OPINIÃO | Brasil: Uma brasa que queima há 520 anos

E o que nós temos a ver com o ecocídio que está acontecendo agora mesmo
Charge Lafa

De acordo com a Wikipedia, “Ecocídio é uma expressão que pode ser usada para fazer referência a qualquer destruição em larga escala do meio ambiente”. Há pouco mais de 500 anos, o latifúndio e a monocultura passam por cima de tudo e de todos. Há quinhentos e vinte anos os biomas do Brasil ardem em chamas e são derrubados. Um novo estudo acaba de revelar que a América Latina perdeu cerca de 60% de sua fauna nos últimos 500 anos. Isto é, desde a época do descobrimento até os dias de hoje, 60% dos animais que viviam nestas terras desapareceram, seja devido à destruição direta do meio ambiente ou devido à caça.

Quinhentos e poucos anos se passaram e o cenário não anda muito diferente. Amazônia, Cerrado, Pantanal, Pampa, Mata Atlântica e Caatinga: todos os seis biomas brasileiros estão sofrendo com incêndios florestais recordes em 2020. Só este ano, o Pantanal perdeu uma área correspondente a dez vezes o tamanho das cidades de São Paulo e Rio de Janeiro juntas. Desde meados de julho, a região sofre com as queimadas e mais da metade da área do parque Encontro das Águas, lar de onças e outros animais silvestres, foi queimada. 

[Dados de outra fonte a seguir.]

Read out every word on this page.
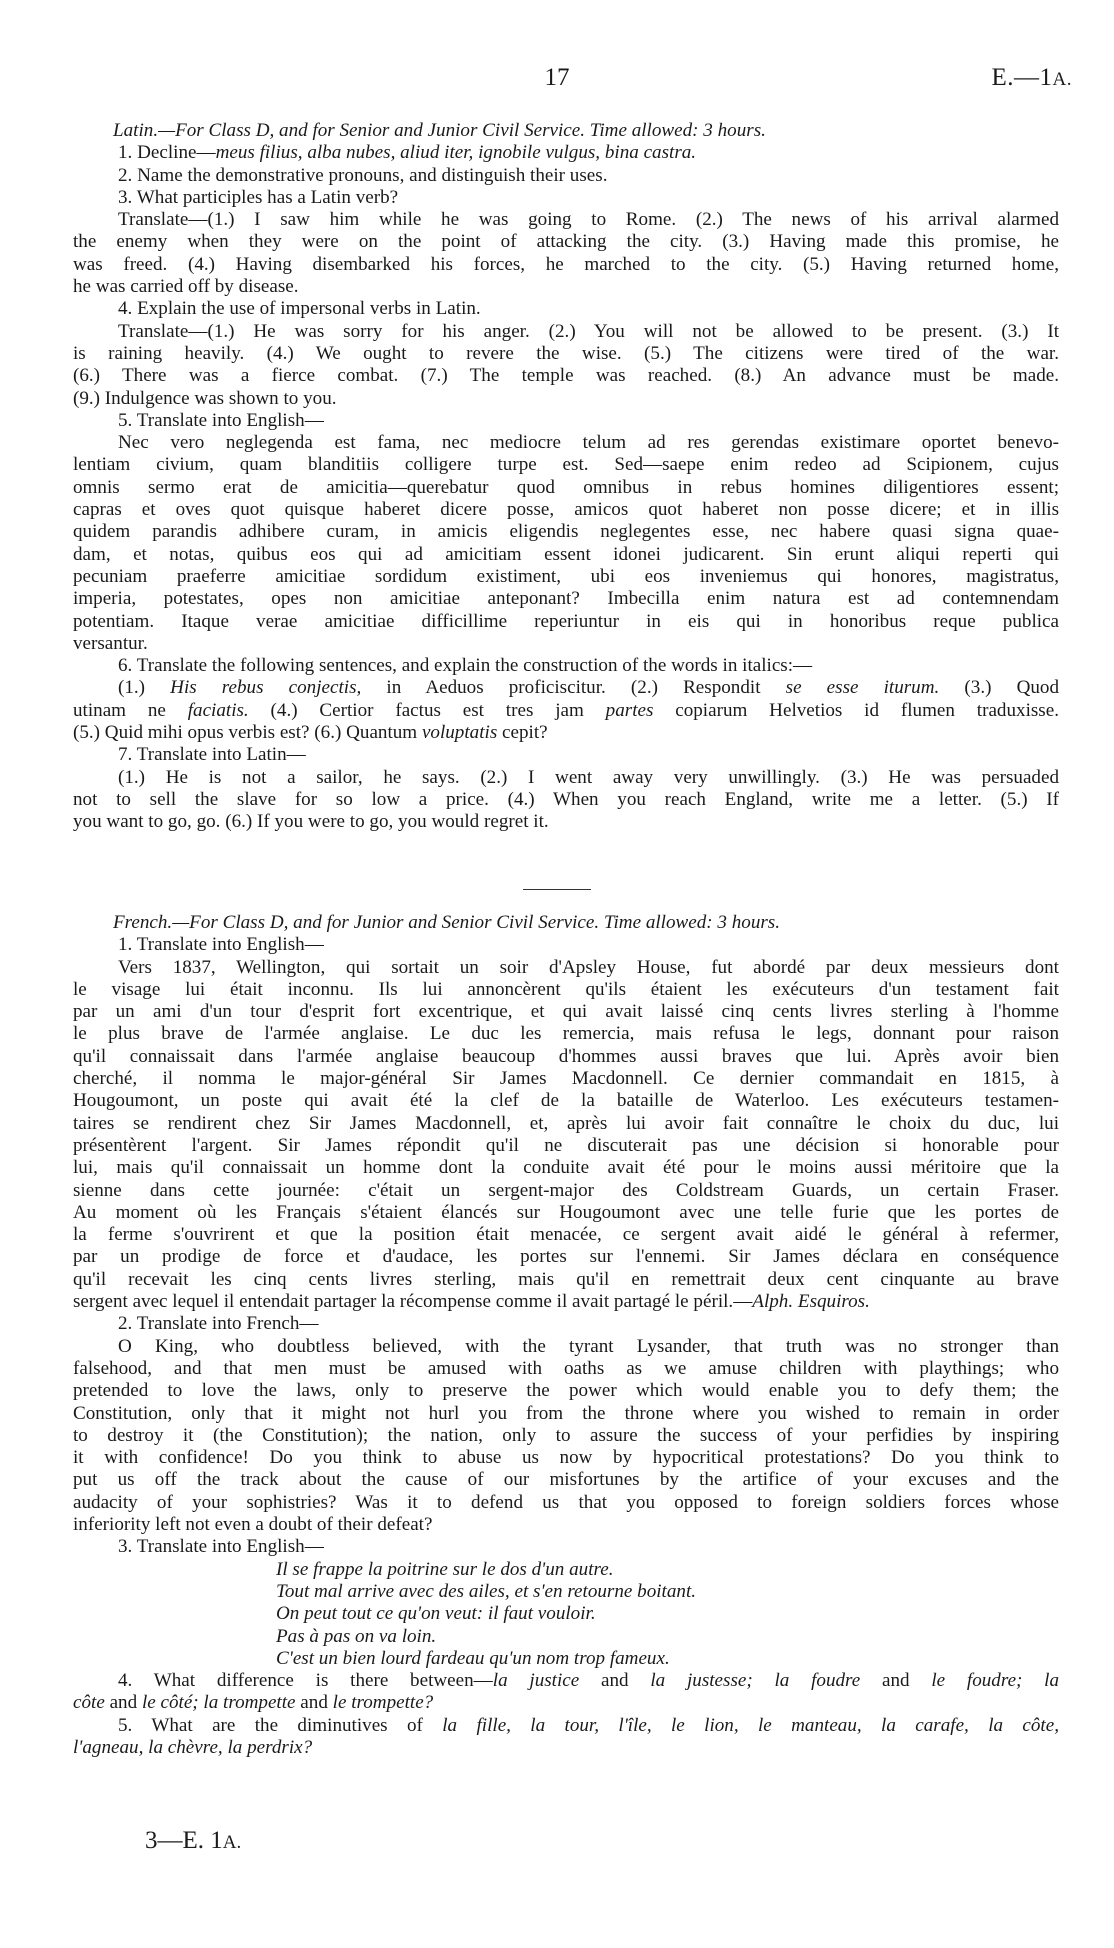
17	E.—1A.

Latin.—For Class D, and for Senior and Junior Civil Service. Time allowed: 3 hours.

1. Decline—meus filius, alba nubes, aliud iter, ignobile vulgus, bina castra.

2. Name the demonstrative pronouns, and distinguish their uses.

3. What participles has a Latin verb?

Translate—(1.) I saw him while he was going to Rome. (2.) The news of his arrival alarmed
the enemy when they were on the point of attacking the city. (3.) Having made this promise, he
was freed. (4.) Having disembarked his forces, he marched to the city. (5.) Having returned home,
he was carried off by disease.

4. Explain the use of impersonal verbs in Latin.

Translate—(1.) He was sorry for his anger. (2.) You will not be allowed to be present. (3.) It
is raining heavily. (4.) We ought to revere the wise. (5.) The citizens were tired of the war.
(6.) There was a fierce combat. (7.) The temple was reached. (8.) An advance must be made.
(9.) Indulgence was shown to you.

5. Translate into English—

Nec vero neglegenda est fama, nec mediocre telum ad res gerendas existimare oportet benevo-
lentiam civium, quam blanditiis colligere turpe est. Sed—saepe enim redeo ad Scipionem, cujus
omnis sermo erat de amicitia—querebatur quod omnibus in rebus homines diligentiores essent;
capras et oves quot quisque haberet dicere posse, amicos quot haberet non posse dicere; et in illis
quidem parandis adhibere curam, in amicis eligendis neglegentes esse, nec habere quasi signa quae-
dam, et notas, quibus eos qui ad amicitiam essent idonei judicarent. Sin erunt aliqui reperti qui
pecuniam praeferre amicitiae sordidum existiment, ubi eos inveniemus qui honores, magistratus,
imperia, potestates, opes non amicitiae anteponant? Imbecilla enim natura est ad contemnendam
potentiam. Itaque verae amicitiae difficillime reperiuntur in eis qui in honoribus reque publica
versantur.

6. Translate the following sentences, and explain the construction of the words in italics:—

(1.) His rebus conjectis, in Aeduos proficiscitur. (2.) Respondit se esse iturum. (3.) Quod
utinam ne faciatis. (4.) Certior factus est tres jam partes copiarum Helvetios id flumen traduxisse.
(5.) Quid mihi opus verbis est? (6.) Quantum voluptatis cepit?

7. Translate into Latin—

(1.) He is not a sailor, he says. (2.) I went away very unwillingly. (3.) He was persuaded
not to sell the slave for so low a price. (4.) When you reach England, write me a letter. (5.) If
you want to go, go. (6.) If you were to go, you would regret it.

French.—For Class D, and for Junior and Senior Civil Service. Time allowed: 3 hours.

1. Translate into English—

Vers 1837, Wellington, qui sortait un soir d'Apsley House, fut abordé par deux messieurs dont
le visage lui était inconnu. Ils lui annoncèrent qu'ils étaient les exécuteurs d'un testament fait
par un ami d'un tour d'esprit fort excentrique, et qui avait laissé cinq cents livres sterling à l'homme
le plus brave de l'armée anglaise. Le duc les remercia, mais refusa le legs, donnant pour raison
qu'il connaissait dans l'armée anglaise beaucoup d'hommes aussi braves que lui. Après avoir bien
cherché, il nomma le major-général Sir James Macdonnell. Ce dernier commandait en 1815, à
Hougoumont, un poste qui avait été la clef de la bataille de Waterloo. Les exécuteurs testamen-
taires se rendirent chez Sir James Macdonnell, et, après lui avoir fait connaître le choix du duc, lui
présentèrent l'argent. Sir James répondit qu'il ne discuterait pas une décision si honorable pour
lui, mais qu'il connaissait un homme dont la conduite avait été pour le moins aussi méritoire que la
sienne dans cette journée: c'était un sergent-major des Coldstream Guards, un certain Fraser.
Au moment où les Français s'étaient élancés sur Hougoumont avec une telle furie que les portes de
la ferme s'ouvrirent et que la position était menacée, ce sergent avait aidé le général à refermer,
par un prodige de force et d'audace, les portes sur l'ennemi. Sir James déclara en conséquence
qu'il recevait les cinq cents livres sterling, mais qu'il en remettrait deux cent cinquante au brave
sergent avec lequel il entendait partager la récompense comme il avait partagé le péril.—Alph. Esquiros.

2. Translate into French—

O King, who doubtless believed, with the tyrant Lysander, that truth was no stronger than
falsehood, and that men must be amused with oaths as we amuse children with playthings; who
pretended to love the laws, only to preserve the power which would enable you to defy them; the
Constitution, only that it might not hurl you from the throne where you wished to remain in order
to destroy it (the Constitution); the nation, only to assure the success of your perfidies by inspiring
it with confidence! Do you think to abuse us now by hypocritical protestations? Do you think to
put us off the track about the cause of our misfortunes by the artifice of your excuses and the
audacity of your sophistries? Was it to defend us that you opposed to foreign soldiers forces whose
inferiority left not even a doubt of their defeat?

3. Translate into English—

Il se frappe la poitrine sur le dos d'un autre.

Tout mal arrive avec des ailes, et s'en retourne boitant.

On peut tout ce qu'on veut: il faut vouloir.

Pas à pas on va loin.

C'est un bien lourd fardeau qu'un nom trop fameux.

4. What difference is there between—la justice and la justesse; la foudre and le foudre; la
côte and le côté; la trompette and le trompette?

5. What are the diminutives of la fille, la tour, l'île, le lion, le manteau, la carafe, la côte,
l'agneau, la chèvre, la perdrix?

3—E. 1A.
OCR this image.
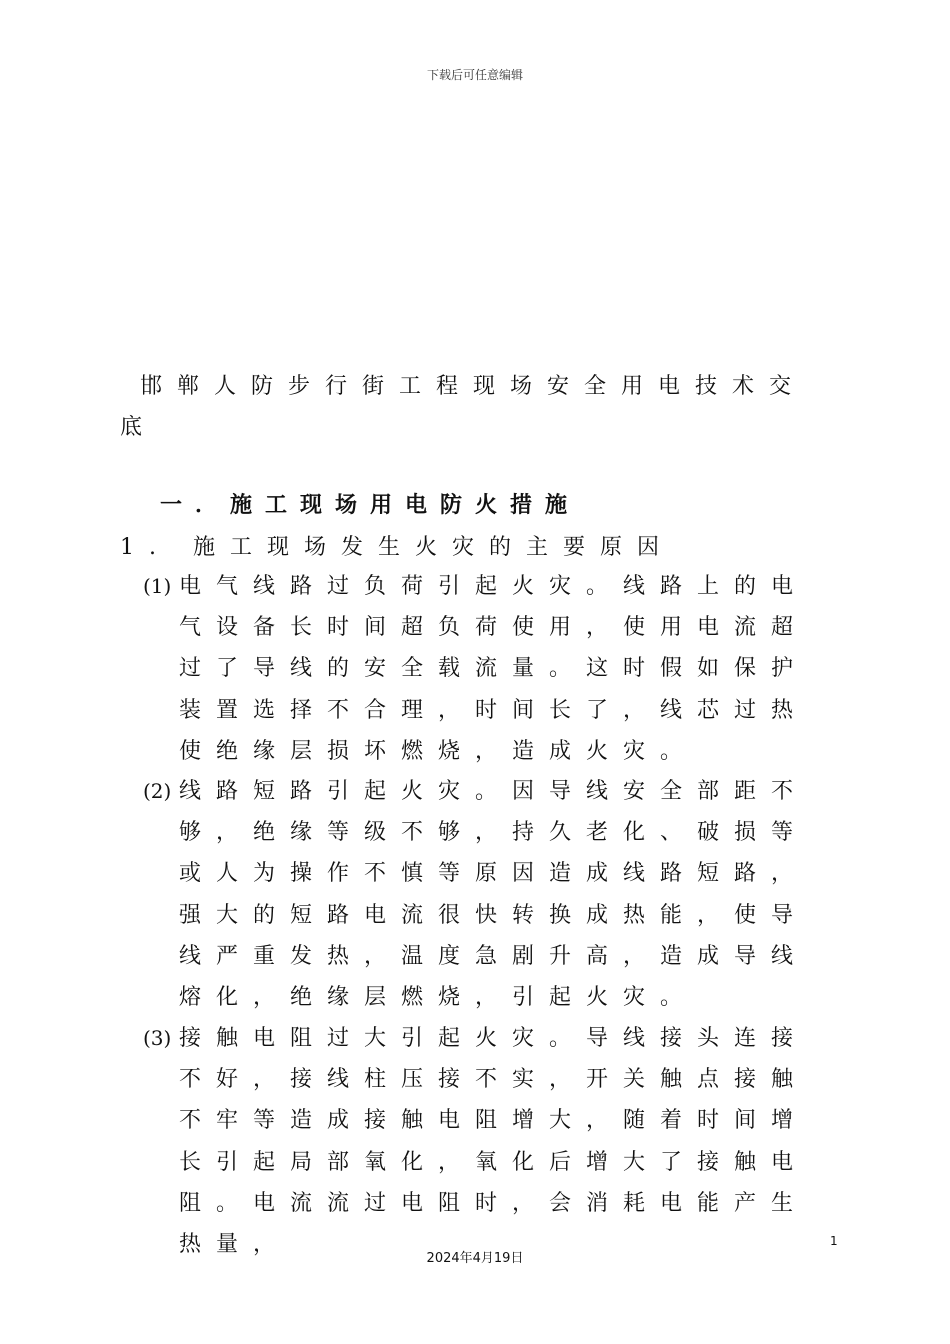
下载后可任意编辑
邯郸人防步行街工程现场安全用电技术交底
一．施工现场用电防火措施
1. 施工现场发生火灾的主要原因
(1) 电气线路过负荷引起火灾。线路上的电气设备长时间超负荷使用，使用电流超过了导线的安全载流量。这时假如保护装置选择不合理，时间长了，线芯过热使绝缘层损坏燃烧，造成火灾。
(2) 线路短路引起火灾。因导线安全部距不够，绝缘等级不够，持久老化、破损等或人为操作不慎等原因造成线路短路，强大的短路电流很快转换成热能，使导线严重发热，温度急剧升高，造成导线熔化，绝缘层燃烧，引起火灾。
(3) 接触电阻过大引起火灾。导线接头连接不好，接线柱压接不实，开关触点接触不牢等造成接触电阻增大，随着时间增长引起局部氧化，氧化后增大了接触电阻。电流流过电阻时，会消耗电能产生热量，	1
2024年4月19日
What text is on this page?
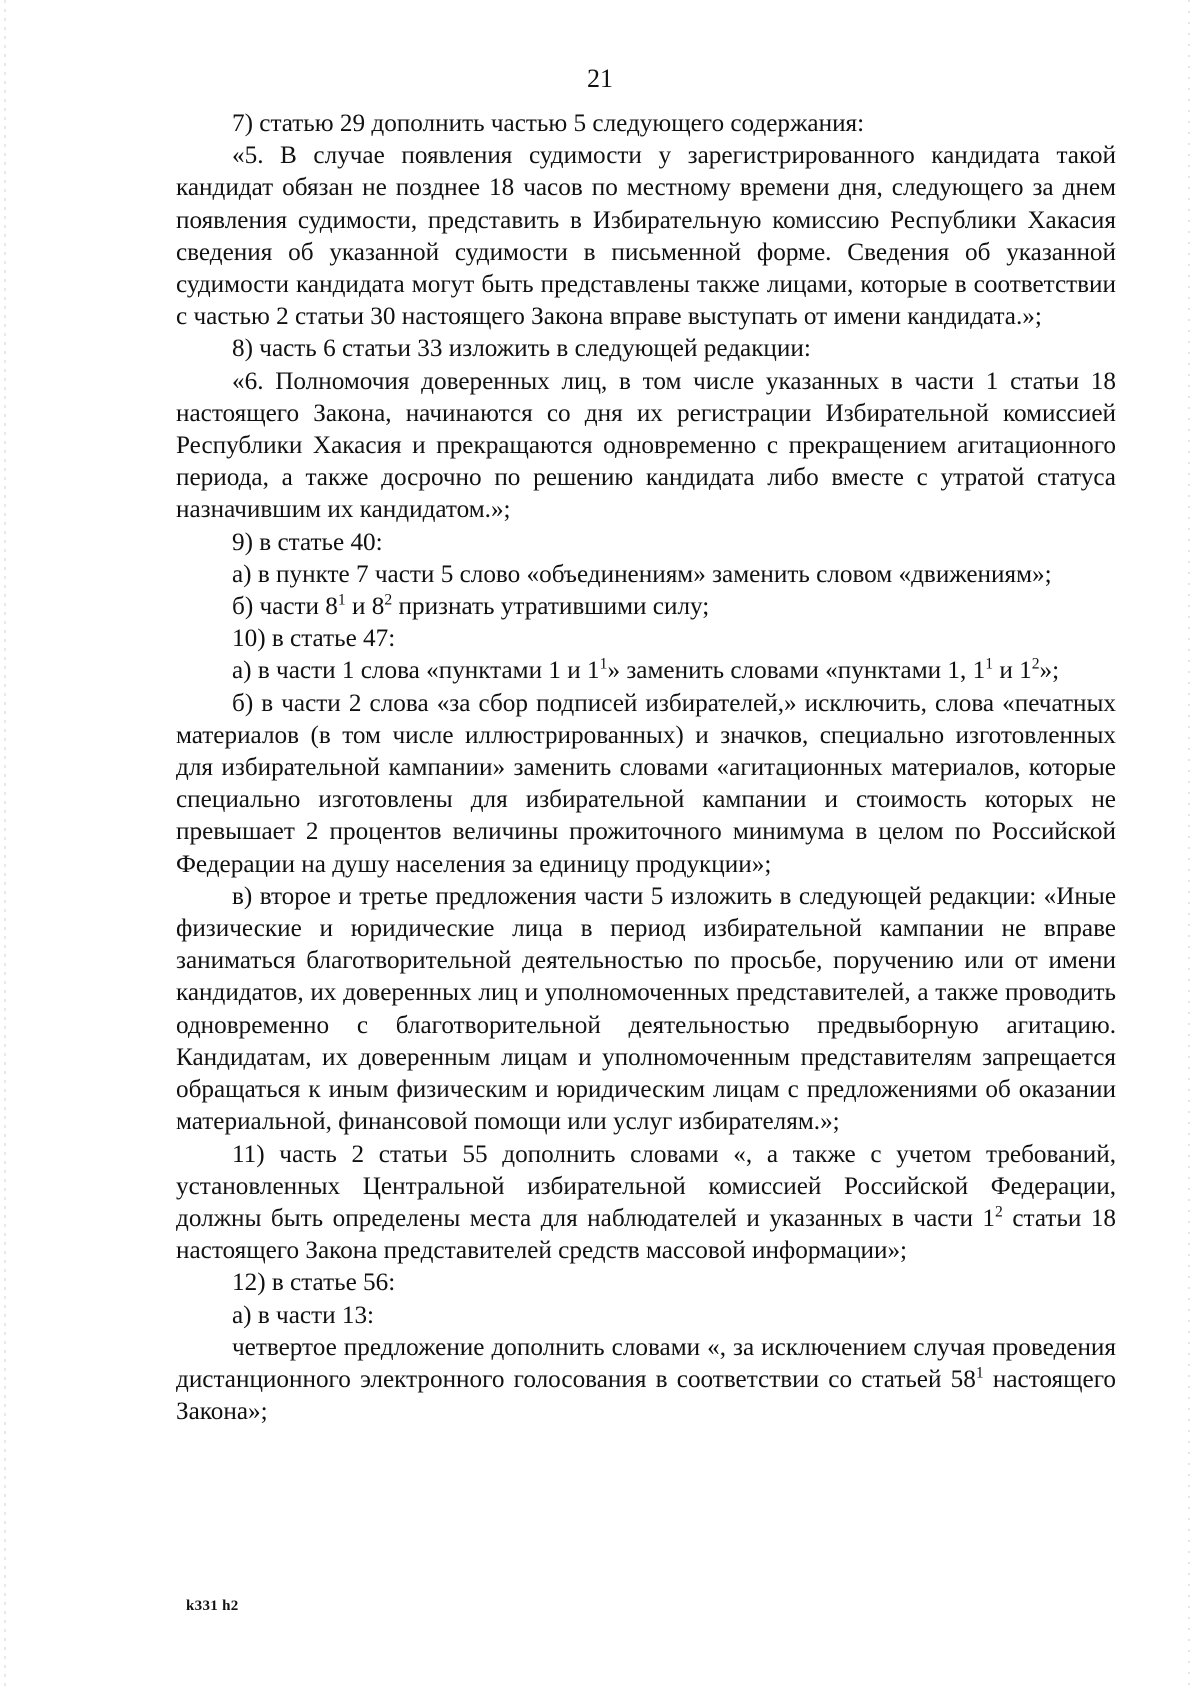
21

7) статью 29 дополнить частью 5 следующего содержания:

«5. В случае появления судимости у зарегистрированного кандидата такой кандидат обязан не позднее 18 часов по местному времени дня, следующего за днем появления судимости, представить в Избирательную комиссию Республики Хакасия сведения об указанной судимости в письменной форме. Сведения об указанной судимости кандидата могут быть представлены также лицами, которые в соответствии с частью 2 статьи 30 настоящего Закона вправе выступать от имени кандидата.»;

8) часть 6 статьи 33 изложить в следующей редакции:

«6. Полномочия доверенных лиц, в том числе указанных в части 1 статьи 18 настоящего Закона, начинаются со дня их регистрации Избирательной комиссией Республики Хакасия и прекращаются одновременно с прекращением агитационного периода, а также досрочно по решению кандидата либо вместе с утратой статуса назначившим их кандидатом.»;

9) в статье 40:

а) в пункте 7 части 5 слово «объединениям» заменить словом «движениям»;

б) части $8^1$ и $8^2$ признать утратившими силу;

10) в статье 47:

а) в части 1 слова «пунктами 1 и $1^1$» заменить словами «пунктами 1, $1^1$ и $1^2$»;

б) в части 2 слова «за сбор подписей избирателей,» исключить, слова «печатных материалов (в том числе иллюстрированных) и значков, специально изготовленных для избирательной кампании» заменить словами «агитационных материалов, которые специально изготовлены для избирательной кампании и стоимость которых не превышает 2 процентов величины прожиточного минимума в целом по Российской Федерации на душу населения за единицу продукции»;

в) второе и третье предложения части 5 изложить в следующей редакции: «Иные физические и юридические лица в период избирательной кампании не вправе заниматься благотворительной деятельностью по просьбе, поручению или от имени кандидатов, их доверенных лиц и уполномоченных представителей, а также проводить одновременно с благотворительной деятельностью предвыборную агитацию. Кандидатам, их доверенным лицам и уполномоченным представителям запрещается обращаться к иным физическим и юридическим лицам с предложениями об оказании материальной, финансовой помощи или услуг избирателям.»;

11) часть 2 статьи 55 дополнить словами «, а также с учетом требований, установленных Центральной избирательной комиссией Российской Федерации, должны быть определены места для наблюдателей и указанных в части $1^2$ статьи 18 настоящего Закона представителей средств массовой информации»;

12) в статье 56:

а) в части 13:

четвертое предложение дополнить словами «, за исключением случая проведения дистанционного электронного голосования в соответствии со статьей $58^1$ настоящего Закона»;

k331 h2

Em 2019, a Amazônia registrou 89 mil focos de incêndio. A cidade de São Paulo viu o dia virar noite, encoberta por nuvens de poluição como consequência do “dia do fogo”. Chega o meio do ano e o cenário vai se repetindo: incêndios enormes consomem a vegetação nativa, queimam os animais e deixam um rastro de destruição que não respeita limites entre fazendas e florestas, entre o grande e o pequeno produtor, entre estradas e municípios. Em junho de 2020 foram registrados mais focos de incêndio na Amazônia do que no mesmo período pelos últimos treze anos

Queimadas nas Queimadas nas margens do Rio Paraguai (2020). Foto Gustavo Figueroas/SOS Pantanal. Reprodução: G1.

Teste 3

Embora o governo brasileiro faça pouco caso da devastação ambiental que ocorre na nossa frente, os órgãos ambientais do país e até mesmo a NASA já comprovaram que os incêndios florestais estão diretamente relacionados ao desmatamento. Em 2019, fazendas de médio e grande porte foram responsáveis por 72% dos focos de incêndio na Amazônia. Já em 2020, queimadas iniciadas por apenas quatro fazendas foram as causadoras dos incêndios que consumiram cerca de 20% da biodiversidade do Pantanal. Segundo o IBGE, da área total desmatada no Brasil nos últimos 18 anos 42% deu origem a novas áreas de pasto e 16% a áreas de cultivo. Apesar de tudo isso, o governo só confirma sua tendência ecocida ao reduzir o orçamento de combate aos incêndios florestais e ao desmontar a política ambiental.

Já são dois anos de governo Bolsonaro, dois anos de cortes no orçamento de proteção ao meio ambiente. Dois anos de recordes de queimadas, incêndios e perda recorde de biodiversidade. Mais dois anos de floresta sendo derrubada e queimada para fazer pasto e plantar soja. Mais dois anos em que o agronegócio se assume inimigo do meio ambiente, como tem feito ao longo dos 520 anos de história desse país, que, em nome do crescimento econômico, é reduzido a uma brasa ardente.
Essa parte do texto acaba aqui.